Where does this end? I am not sure. I am confident that this growth will continue for while yet, albeit at a slower pace than in much of the past generation. The size and self-confidence of the Chinese middle class will continue to swell. Many of the more thoughtful middle-class Chinese people are concerned by the general direction the Xi government is taking – I understand the banning of the BBC in mainland China is more unpopular than is generally appreciated. But for the time being, the support is secure.

The relatively successful, if harsh, way in which China has crushed the pandemic will have bolstered the idea that the country is being governed in a competent manner. The country is still on the path to becoming the world’s largest economy, passing the US towards the end of this decade.

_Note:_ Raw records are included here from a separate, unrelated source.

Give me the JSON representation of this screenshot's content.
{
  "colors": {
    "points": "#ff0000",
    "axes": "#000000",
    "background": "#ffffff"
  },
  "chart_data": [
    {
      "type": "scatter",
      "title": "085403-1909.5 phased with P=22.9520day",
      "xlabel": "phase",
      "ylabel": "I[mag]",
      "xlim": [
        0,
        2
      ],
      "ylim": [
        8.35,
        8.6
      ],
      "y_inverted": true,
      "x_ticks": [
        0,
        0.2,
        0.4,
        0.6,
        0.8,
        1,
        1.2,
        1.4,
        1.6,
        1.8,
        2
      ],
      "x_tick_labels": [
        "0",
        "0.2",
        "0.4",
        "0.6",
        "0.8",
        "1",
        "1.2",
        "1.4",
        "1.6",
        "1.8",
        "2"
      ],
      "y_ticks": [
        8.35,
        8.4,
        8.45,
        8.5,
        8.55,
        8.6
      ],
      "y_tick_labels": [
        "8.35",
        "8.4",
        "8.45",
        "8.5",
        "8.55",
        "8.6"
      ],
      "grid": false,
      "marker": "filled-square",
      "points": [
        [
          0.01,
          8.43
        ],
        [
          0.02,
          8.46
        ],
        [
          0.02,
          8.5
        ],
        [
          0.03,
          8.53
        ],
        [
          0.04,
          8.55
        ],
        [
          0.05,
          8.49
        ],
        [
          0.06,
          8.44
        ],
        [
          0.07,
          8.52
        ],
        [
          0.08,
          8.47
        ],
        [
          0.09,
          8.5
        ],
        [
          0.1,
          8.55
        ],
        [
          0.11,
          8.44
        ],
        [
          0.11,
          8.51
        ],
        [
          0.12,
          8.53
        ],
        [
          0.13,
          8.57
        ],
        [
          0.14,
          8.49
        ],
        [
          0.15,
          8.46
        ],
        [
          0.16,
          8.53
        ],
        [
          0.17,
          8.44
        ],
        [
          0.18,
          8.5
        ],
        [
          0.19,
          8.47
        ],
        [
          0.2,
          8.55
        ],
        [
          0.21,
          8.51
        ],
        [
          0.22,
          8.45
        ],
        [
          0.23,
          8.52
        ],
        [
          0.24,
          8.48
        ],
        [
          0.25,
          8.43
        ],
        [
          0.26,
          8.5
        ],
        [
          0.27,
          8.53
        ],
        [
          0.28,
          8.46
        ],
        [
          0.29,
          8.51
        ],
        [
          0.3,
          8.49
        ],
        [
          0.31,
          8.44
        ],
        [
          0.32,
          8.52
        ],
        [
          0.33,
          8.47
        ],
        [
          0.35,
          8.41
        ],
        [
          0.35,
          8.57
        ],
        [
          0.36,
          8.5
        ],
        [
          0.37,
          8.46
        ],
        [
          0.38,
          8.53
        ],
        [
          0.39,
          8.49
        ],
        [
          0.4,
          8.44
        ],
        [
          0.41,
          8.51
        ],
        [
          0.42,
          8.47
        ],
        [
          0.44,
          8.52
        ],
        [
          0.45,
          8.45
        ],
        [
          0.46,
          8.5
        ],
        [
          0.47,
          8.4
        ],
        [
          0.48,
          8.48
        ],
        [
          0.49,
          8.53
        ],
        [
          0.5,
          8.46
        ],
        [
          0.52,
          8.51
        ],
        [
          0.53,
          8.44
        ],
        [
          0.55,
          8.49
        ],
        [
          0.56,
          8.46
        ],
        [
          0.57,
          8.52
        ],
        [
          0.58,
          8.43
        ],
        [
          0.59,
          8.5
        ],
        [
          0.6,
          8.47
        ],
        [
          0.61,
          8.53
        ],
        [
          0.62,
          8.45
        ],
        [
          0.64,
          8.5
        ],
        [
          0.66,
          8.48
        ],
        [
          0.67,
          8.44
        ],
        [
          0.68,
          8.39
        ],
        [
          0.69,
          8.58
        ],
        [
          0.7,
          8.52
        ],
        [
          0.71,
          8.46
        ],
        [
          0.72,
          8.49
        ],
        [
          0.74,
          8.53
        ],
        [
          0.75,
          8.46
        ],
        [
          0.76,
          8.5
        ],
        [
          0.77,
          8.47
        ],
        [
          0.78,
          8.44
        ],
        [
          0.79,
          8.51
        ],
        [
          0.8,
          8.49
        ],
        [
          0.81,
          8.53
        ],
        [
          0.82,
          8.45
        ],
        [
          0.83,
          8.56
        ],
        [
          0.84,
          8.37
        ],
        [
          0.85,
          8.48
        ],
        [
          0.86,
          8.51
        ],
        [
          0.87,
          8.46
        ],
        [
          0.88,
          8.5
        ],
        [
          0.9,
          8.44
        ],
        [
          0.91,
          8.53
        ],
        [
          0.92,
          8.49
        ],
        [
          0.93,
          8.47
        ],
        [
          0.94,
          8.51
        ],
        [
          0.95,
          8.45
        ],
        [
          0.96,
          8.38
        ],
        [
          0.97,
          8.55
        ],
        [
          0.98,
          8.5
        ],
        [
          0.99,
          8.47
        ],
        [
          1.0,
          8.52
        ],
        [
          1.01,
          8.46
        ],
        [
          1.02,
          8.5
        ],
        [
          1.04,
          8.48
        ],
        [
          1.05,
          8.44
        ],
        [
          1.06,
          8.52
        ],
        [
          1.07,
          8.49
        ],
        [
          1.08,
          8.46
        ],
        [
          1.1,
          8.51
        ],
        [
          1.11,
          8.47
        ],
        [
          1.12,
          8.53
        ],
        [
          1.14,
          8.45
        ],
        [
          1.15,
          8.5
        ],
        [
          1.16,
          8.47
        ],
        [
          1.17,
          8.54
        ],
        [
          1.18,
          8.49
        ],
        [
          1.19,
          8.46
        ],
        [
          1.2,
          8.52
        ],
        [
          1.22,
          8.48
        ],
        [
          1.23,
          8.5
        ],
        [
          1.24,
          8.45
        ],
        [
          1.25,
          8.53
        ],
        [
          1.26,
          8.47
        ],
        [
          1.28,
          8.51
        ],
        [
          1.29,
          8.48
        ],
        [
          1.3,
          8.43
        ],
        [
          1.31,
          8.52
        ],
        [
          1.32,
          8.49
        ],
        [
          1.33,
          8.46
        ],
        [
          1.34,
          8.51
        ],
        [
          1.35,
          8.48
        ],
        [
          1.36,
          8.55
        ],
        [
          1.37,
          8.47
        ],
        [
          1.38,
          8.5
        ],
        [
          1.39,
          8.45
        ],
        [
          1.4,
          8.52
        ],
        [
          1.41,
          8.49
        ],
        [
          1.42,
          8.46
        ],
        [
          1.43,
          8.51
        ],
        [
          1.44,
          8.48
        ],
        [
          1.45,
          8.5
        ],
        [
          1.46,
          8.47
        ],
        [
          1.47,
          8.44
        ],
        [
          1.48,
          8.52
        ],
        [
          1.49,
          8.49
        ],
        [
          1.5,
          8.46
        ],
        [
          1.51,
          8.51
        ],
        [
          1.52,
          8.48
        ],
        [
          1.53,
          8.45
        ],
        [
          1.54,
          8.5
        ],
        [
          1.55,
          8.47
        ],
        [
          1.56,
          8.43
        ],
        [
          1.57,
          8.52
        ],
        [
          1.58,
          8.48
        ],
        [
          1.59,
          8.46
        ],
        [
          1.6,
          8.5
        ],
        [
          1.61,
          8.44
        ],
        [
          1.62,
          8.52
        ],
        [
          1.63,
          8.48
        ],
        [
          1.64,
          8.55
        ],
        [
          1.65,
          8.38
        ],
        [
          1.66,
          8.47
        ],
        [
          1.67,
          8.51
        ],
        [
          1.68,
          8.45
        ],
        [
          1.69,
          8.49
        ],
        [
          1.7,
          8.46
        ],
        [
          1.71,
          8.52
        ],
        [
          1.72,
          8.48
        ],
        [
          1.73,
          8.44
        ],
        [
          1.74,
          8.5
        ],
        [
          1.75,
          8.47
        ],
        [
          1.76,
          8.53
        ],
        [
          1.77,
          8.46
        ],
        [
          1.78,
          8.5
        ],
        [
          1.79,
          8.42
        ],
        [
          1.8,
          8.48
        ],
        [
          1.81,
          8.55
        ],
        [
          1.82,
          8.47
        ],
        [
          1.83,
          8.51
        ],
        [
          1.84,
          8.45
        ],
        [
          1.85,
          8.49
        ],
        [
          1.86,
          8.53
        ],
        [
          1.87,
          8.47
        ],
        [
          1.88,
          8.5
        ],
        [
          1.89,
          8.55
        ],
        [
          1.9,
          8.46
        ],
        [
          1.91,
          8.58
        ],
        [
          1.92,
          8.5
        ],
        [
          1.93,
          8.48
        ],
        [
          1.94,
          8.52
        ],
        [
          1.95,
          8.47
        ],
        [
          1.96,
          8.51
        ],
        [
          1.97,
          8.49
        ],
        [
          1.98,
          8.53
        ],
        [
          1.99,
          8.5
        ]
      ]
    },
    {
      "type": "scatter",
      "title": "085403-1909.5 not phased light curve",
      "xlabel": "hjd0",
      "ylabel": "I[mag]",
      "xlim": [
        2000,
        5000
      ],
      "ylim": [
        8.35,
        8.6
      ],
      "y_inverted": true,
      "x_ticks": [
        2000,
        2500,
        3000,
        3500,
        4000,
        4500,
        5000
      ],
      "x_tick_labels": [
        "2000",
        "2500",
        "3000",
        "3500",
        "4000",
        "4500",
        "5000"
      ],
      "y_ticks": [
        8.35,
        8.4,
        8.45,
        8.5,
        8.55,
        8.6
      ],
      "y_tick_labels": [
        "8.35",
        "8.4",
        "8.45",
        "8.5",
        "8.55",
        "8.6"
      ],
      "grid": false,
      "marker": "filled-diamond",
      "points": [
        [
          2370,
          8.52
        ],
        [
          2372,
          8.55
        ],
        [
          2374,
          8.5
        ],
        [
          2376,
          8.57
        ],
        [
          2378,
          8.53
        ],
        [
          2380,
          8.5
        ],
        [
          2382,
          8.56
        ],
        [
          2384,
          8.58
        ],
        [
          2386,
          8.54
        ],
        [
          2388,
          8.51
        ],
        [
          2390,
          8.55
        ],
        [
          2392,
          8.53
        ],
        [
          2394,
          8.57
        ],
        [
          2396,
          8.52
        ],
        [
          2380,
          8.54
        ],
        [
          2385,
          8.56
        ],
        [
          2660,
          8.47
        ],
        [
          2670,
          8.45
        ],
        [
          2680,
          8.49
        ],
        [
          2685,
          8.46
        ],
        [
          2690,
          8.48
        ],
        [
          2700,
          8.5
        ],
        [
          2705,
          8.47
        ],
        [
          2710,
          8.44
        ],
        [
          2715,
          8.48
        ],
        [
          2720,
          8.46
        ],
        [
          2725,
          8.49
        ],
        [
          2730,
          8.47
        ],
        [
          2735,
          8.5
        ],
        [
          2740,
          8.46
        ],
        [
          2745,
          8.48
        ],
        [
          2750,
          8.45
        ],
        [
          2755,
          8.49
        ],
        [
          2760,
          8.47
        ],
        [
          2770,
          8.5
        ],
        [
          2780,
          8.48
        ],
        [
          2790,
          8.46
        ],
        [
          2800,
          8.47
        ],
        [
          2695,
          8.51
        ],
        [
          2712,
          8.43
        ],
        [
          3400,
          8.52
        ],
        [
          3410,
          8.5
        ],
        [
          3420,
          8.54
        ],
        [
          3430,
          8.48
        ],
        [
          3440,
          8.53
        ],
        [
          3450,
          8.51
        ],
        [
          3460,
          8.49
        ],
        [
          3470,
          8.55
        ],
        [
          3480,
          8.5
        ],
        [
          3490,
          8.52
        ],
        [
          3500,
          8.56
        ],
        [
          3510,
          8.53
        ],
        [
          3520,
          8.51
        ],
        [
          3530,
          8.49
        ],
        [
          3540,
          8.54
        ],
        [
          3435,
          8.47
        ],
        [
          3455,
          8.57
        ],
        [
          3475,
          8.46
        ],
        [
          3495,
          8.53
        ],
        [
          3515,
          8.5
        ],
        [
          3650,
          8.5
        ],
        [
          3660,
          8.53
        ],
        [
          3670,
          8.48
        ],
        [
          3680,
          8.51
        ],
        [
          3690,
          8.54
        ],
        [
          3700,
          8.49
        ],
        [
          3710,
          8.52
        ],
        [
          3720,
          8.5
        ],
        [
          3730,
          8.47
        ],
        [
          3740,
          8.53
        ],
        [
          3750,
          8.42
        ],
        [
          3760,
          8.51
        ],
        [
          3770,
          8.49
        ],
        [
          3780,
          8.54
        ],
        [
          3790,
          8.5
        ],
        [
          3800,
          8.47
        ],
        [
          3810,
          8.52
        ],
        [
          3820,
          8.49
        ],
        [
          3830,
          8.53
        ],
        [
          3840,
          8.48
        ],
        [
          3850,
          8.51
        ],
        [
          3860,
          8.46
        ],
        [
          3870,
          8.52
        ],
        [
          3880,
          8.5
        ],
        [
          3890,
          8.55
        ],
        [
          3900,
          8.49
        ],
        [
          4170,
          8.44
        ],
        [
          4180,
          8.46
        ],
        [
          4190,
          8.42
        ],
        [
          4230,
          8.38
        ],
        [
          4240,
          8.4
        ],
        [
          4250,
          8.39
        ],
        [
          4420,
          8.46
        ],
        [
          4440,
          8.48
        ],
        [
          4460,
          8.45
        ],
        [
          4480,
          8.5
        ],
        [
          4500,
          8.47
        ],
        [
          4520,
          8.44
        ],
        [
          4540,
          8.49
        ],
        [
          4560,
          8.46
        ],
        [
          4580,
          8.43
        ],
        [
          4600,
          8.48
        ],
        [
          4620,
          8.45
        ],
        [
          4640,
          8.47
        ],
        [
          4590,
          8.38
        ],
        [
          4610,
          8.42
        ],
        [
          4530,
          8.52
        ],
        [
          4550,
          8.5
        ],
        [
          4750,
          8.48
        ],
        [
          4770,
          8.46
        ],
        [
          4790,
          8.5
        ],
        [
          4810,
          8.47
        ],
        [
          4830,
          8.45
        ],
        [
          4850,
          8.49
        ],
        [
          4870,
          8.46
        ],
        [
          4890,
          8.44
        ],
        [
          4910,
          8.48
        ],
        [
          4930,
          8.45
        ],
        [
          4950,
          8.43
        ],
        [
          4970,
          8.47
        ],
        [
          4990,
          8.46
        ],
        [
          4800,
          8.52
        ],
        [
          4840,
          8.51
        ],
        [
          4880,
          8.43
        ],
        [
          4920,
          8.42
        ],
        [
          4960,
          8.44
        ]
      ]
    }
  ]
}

My guess is that this bull run for China continues for another 10 years. People will be allowed or encouraged to become wealthy provided they stay out of politics. There are, and will remain, some things in China that people cannot say. But then at some stage, there will be a reckoning.

Either future visionary leaders will manage a smooth transition to a more open society. Or there will be dislocation when an economic crisis produces a “Chinese spring”.

If it turns out to be the latter, then the pressure on Ma will seem a small bump on an increasingly rough road.